In terms of the logic I approached it as follows:
def repeatnew func count arg
if count == 1 then (func arg)
else (func (repeatnew func (count -1) arg))
I've been trying to research a solution to this for a while and I came across using Iterate and some other functions. Finally I came across this: https://wiki.haskell.org/Higher_order_function However I was unable to implement a working solution.

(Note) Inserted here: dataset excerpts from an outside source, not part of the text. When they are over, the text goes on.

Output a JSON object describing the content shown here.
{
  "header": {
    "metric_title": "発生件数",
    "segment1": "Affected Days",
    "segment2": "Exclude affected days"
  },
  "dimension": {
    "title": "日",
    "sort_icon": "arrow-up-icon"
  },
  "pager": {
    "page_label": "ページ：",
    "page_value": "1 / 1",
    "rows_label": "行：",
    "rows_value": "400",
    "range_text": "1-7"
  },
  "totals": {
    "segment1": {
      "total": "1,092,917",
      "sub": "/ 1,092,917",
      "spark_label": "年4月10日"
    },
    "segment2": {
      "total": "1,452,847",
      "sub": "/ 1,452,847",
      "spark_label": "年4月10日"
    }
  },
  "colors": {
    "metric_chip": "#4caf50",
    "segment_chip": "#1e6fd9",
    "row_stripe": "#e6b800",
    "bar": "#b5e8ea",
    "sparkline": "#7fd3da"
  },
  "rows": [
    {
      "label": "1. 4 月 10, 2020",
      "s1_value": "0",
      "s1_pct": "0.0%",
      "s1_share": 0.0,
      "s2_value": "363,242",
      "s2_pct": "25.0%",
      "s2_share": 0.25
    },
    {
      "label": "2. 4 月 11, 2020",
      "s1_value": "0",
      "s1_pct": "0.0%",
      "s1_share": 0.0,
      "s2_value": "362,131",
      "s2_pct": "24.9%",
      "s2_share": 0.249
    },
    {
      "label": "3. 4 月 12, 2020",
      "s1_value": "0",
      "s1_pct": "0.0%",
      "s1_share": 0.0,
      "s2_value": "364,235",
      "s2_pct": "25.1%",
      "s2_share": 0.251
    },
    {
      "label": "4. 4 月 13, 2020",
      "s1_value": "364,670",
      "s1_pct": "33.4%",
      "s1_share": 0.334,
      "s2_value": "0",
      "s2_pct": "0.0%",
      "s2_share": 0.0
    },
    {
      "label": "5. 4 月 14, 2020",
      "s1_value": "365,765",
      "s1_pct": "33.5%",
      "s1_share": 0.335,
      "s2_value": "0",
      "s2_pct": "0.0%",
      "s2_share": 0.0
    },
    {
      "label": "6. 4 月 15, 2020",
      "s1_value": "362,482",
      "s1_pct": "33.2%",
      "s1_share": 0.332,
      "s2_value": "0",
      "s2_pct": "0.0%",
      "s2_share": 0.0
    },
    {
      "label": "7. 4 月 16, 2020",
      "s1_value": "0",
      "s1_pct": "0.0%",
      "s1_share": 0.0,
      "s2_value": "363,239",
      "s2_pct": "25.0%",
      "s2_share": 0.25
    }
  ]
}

Edit: The solutions I did try to implement I could get compiling correctly, I am still very inexperienced with haskell and would appreciate an explanation on how to create a higher order function using my parameters.
Upvotes: 2
Views: 784
Reputation: 26161
Spinning off from @Antisthenes' comment, One other way to do this is using the foldl1
with no base case.
pipeNTimes :: (a -> a) -> Int -> (a -> a)
pipeNTimes f n = foldl1 (.) $ replicate n f
pipeNTimes (*2) 3 2 -- returns 16
Upvotes: 4
Reputation: 3103
I am admittedly only a beginner at Haskell, so this may be a naive implementation, but I think this does what you are looking for:
applyRecursively f x y
| x == 1 = f y
| otherwise = f (applyRecursively f (x-1) y)
The applyRecursively
function takes a function and two numbers as arguments.
If the middle argument (the count) is 1 then we apply the parameter function to the argument y. This is the edge case that stops the recursion.
The otherwise
guard clause then calls recursively with the x
parameter decremented, and applies function f
to the result.
I have tested it using a lambda like this:
applyRecursively (\x -> x + 1) 3 3
It should add 1 to the values of 3 three times - it returns a value of 6
so it looks like it works.
As I say, I'm a beginner but I think this does what you're looking for.